Baloch leader Brahamdagh Bugti’s request for asylum in India has prompted calls for a uniform and apolitical asylum law. That would be a mistake. Asylum has always been a diverse institution, resistant to homogeneity and friendly to political dissidents. Last winter, three asylum bills were introduced in Parliament, including one by Shashi Tharoor, but they miss the mark because they perpetuate a rigid European view of asylum.

None of the three bills would protect Mr. Bugti because he does not fulfil the conventional idea of a refugee. Let us be clear. Protecting refugees in line with international law is a duty which India must meet. But denying the government the ability to make sovereign decisions about who can receive India’s asylum is counterproductive. We need a nuanced law which recognises that asylum and refuge need not overlap.

Asylees and refugees

Asylum and refugee status are different concepts although the terms are often used interchangeably. Asylum is an expansive institution of protection, refugees are a narrow category of people. An asylee need not be a refugee. Indeed, asylum predates the refugee regime by several centuries. In Europe, asylum was an ecclesiastical concept that provided safe haven in a place of worship. Asylum has no defining criteria other than the willingness of a state to grant it.
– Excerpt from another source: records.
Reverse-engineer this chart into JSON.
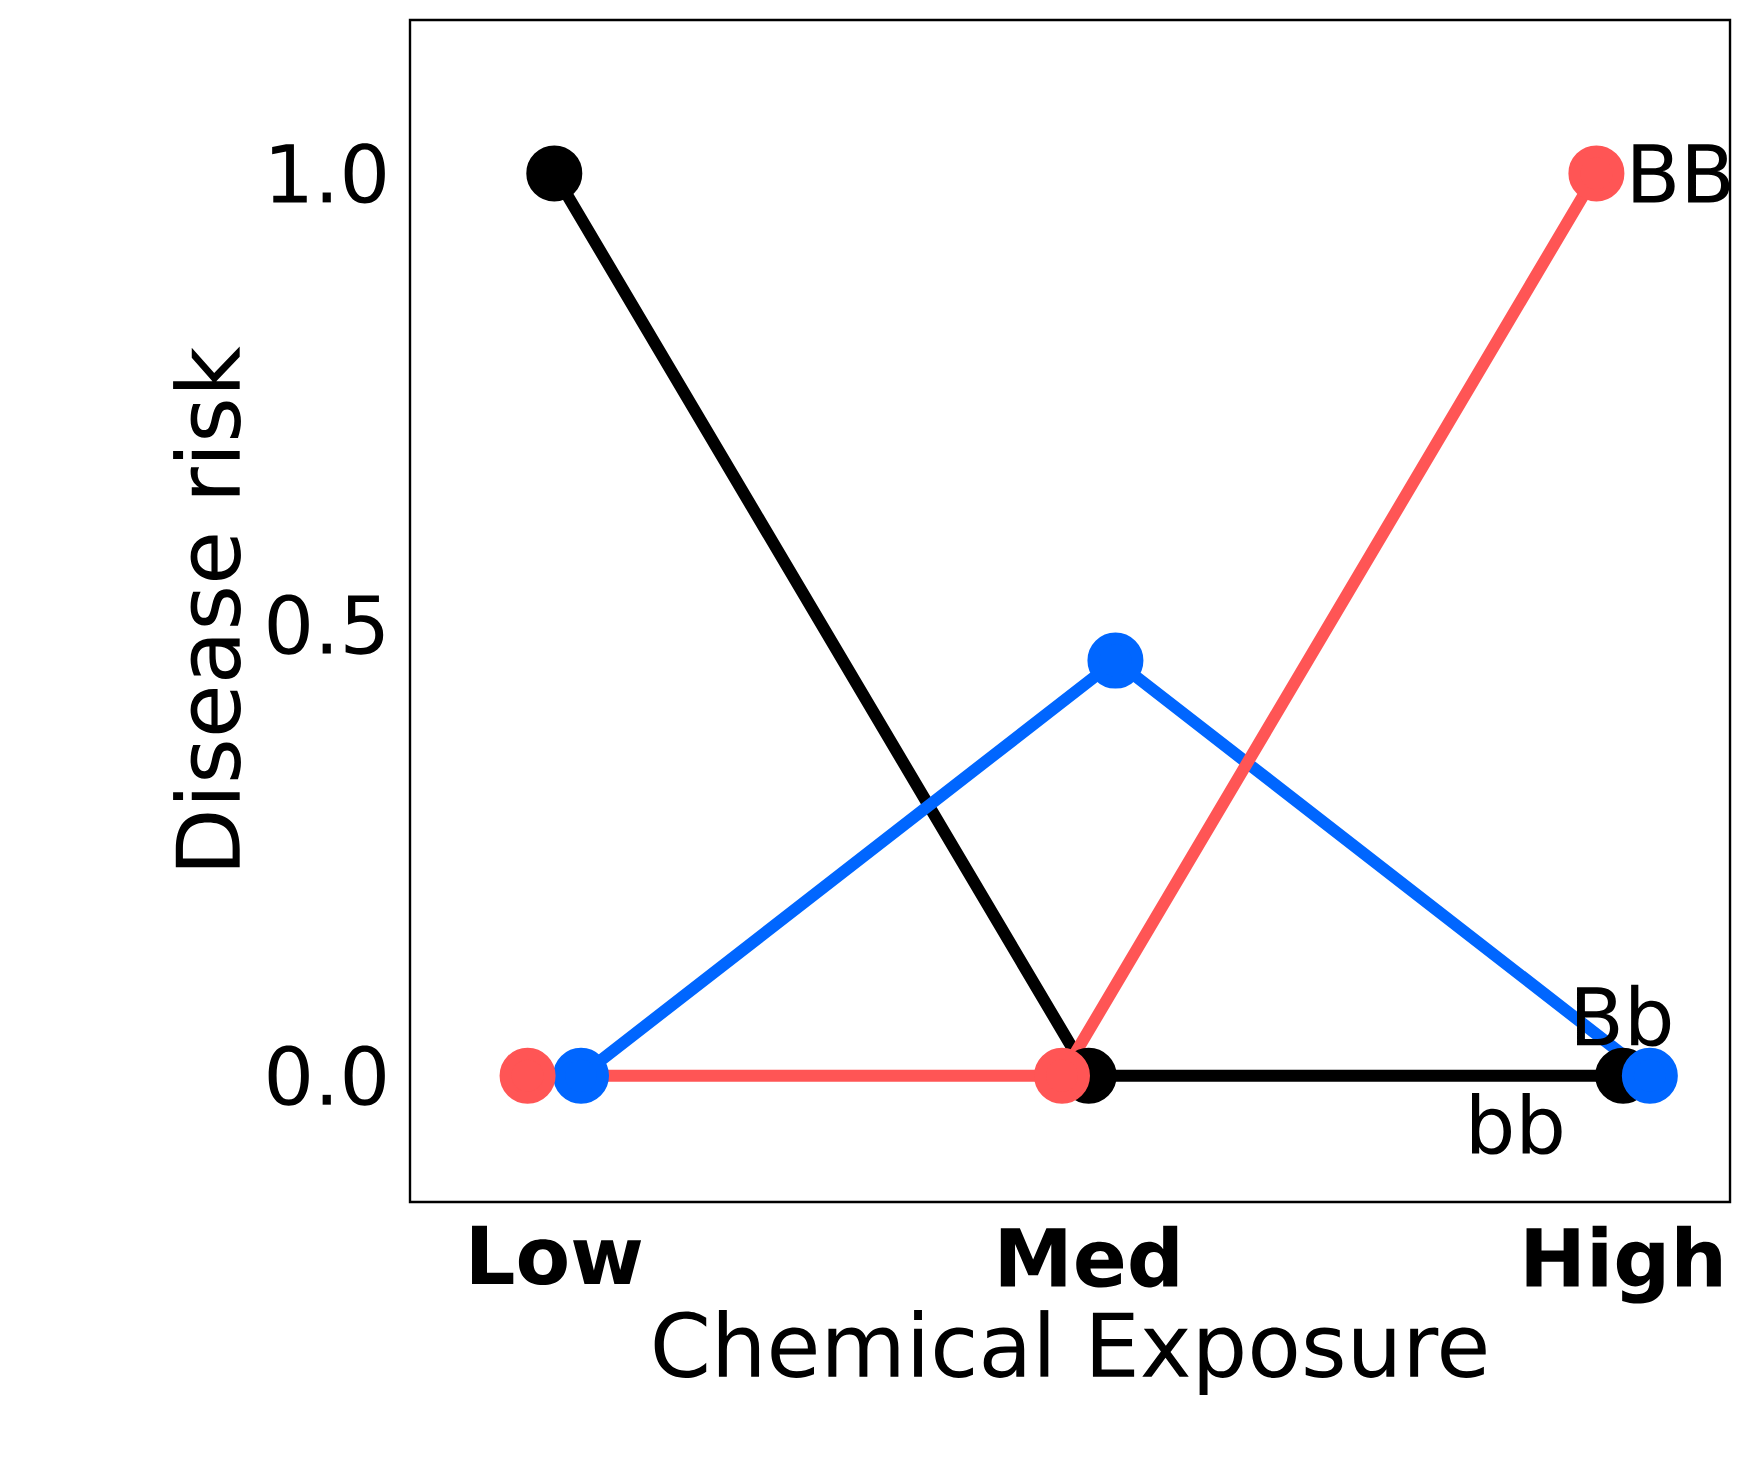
{
  "chart_data": {
    "type": "line",
    "xlabel": "Chemical Exposure",
    "ylabel": "Disease risk",
    "categories": [
      "Low",
      "Med",
      "High"
    ],
    "series": [
      {
        "name": "bb",
        "color": "#000000",
        "values": [
          1.0,
          0.0,
          0.0
        ]
      },
      {
        "name": "Bb",
        "color": "#0066ff",
        "values": [
          0.0,
          0.46,
          0.0
        ]
      },
      {
        "name": "BB",
        "color": "#ff5555",
        "values": [
          0.0,
          0.0,
          1.0
        ]
      }
    ],
    "ylim": [
      -0.14,
      1.17
    ],
    "yticks": [
      {
        "value": 0,
        "label": "0.0"
      },
      {
        "value": 0.5,
        "label": "0.5"
      },
      {
        "value": 1,
        "label": "1.0"
      }
    ],
    "marker": "circle",
    "line_style": "solid",
    "legend": "right",
    "grid": false
  }
}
Refugee status is narrowly defined. The UN’s Refugee Convention of 1951 links refuge to persecution on racial, religious, national, social, or political grounds. Many countries including India disagreed with the UN’s definition. It set the bar for protection too high for ordinary people for whom proving targeted persecution is difficult. India did not sign the convention.
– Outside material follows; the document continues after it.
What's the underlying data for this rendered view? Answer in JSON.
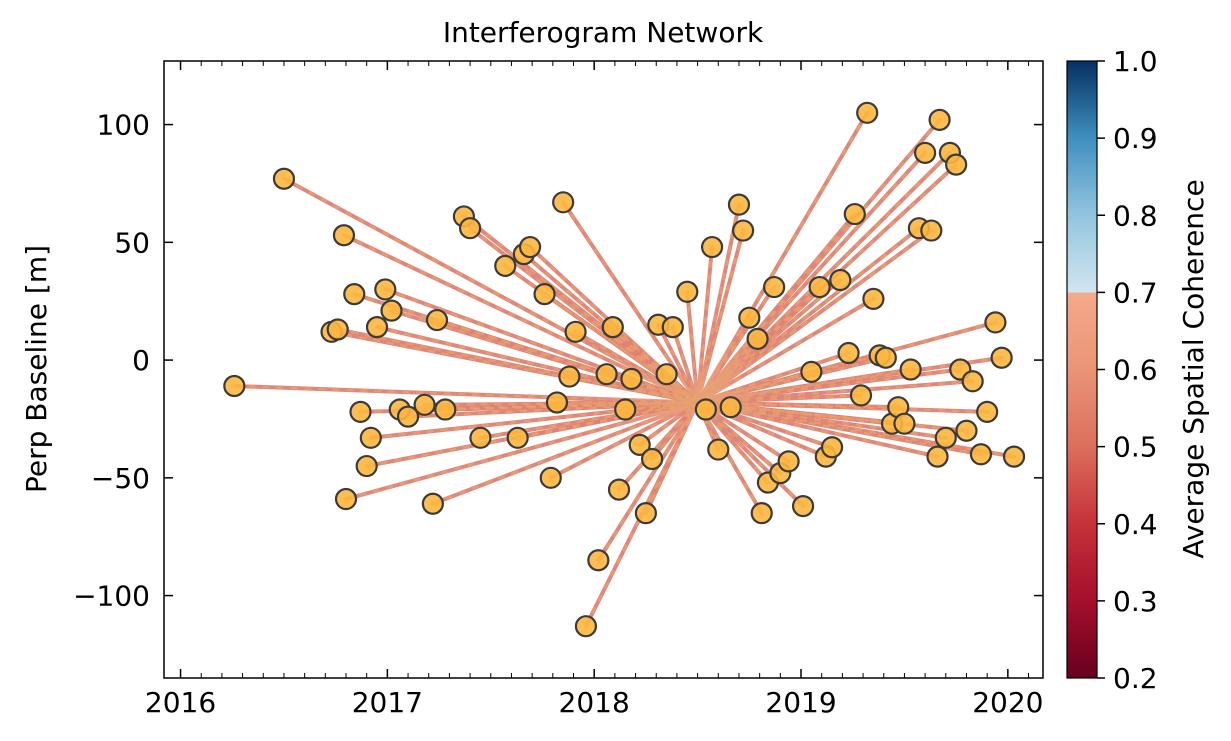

Africa broke ranks too. In 1969, it adopted its own convention which recognised that refugees are people who flee serious public disorder, external aggression, occupation, and foreign domination. In other words, Africa recognised that during war, people do not wait to be individually persecuted, they flee en masse, and they are all refugees.

Europe understood the shortcomings of the refugee regime during the Balkan conflicts of the 1990s. Many of those displaced were not technically refugees, forcing the European Union to create a new form of asylum distinct from refugee status. The United Nations High Commissioner for Refugees (UNHCR) followed suit. The distinction between asylum and refugee status has been recognised by the EU Court of Justice and several countries.

Politics versus humanitarianism

The duty to protect refugees is a widely accepted, binding norm of international law. But the refugee convention refuses protection to people accused of “serious non-political crimes” such as terrorism. So governments routinely slap trumped-up terror accusations against their dissidents. For such people, asylum is a beacon. Because it is undefined, asylum has been widely interpreted by states to result in multiple forms of protection.

Latin America has a rich and long-standing tradition of protecting political dissidents who are excluded from refugee status. Even coup leaders and guerrillas have been protected. In 1954, Latin American states recognised each other’s sovereignty to grant asylum to dissidents. This conception of asylum travelled to Africa to aid the struggle against colonisation. Black liberationist leaders who were accused of terrorism by colonial authorities were protected as asylees abroad. Anti-apartheid fighters benefited too.

Asylum need not be tied to national territory. It can be granted by diplomatic missions abroad as it has been to Julian Assange by Ecuador’s embassy in London. The political versus humanitarian conflict that some believe afflicts the heart of asylum is really no conflict at all. Asylum can be granted for political reasons and refuge for humanitarian reasons and the twain need not meet, even if contained in the same statute.

Asylum and extradition are related concepts. Extradition law exempts a country from handing over a criminal if the offence for which she is wanted is of a political character. This is known as the ‘political offence exception.’ It enables political asylum. It is recognised in the Extradition Act, 1962 and earlier laws too — perhaps an indicator of the legislature’s intent to allow people like Mr. Bugti to shelter in India at the government’s discretion.

If Mr. Bugti is accepted, it would not be the first time that Indian asylum has been politicised. The political repercussions of welcoming the Dalai Lama in 1959 continue to be felt. The Dalai Lama has never been officially recognised as a refugee; he remains an “honoured guest” — diplomatese for political asylee. On the other hand, India hosts refugees from Tibet and elsewhere who fled persecution and conflict. For refugees, a law will regularise their stay in India and guarantee essential freedoms. But the law need not be uniform. Indeed it should vary so that victims of targeted persecution are individually protected, large groups fleeing war are protected as a group, and people displaced by natural disasters are given transient protection. The same law can allow the government to grant asylum to anyone it pleases, irrespective of what that person has done or where in the world he or she is located.

The principle that governments have wide discretionary powers regarding foreigners is as old as the concept of sovereignty. It has been reiterated by the Supreme Court several times. It can be expressed in an asylum law without contradicting the duty to protect refugees. What India needs is a discretionary political asylum regime for people like Mr. Bugti as well as a mandatory refugee regime to ensure humanitarian protection.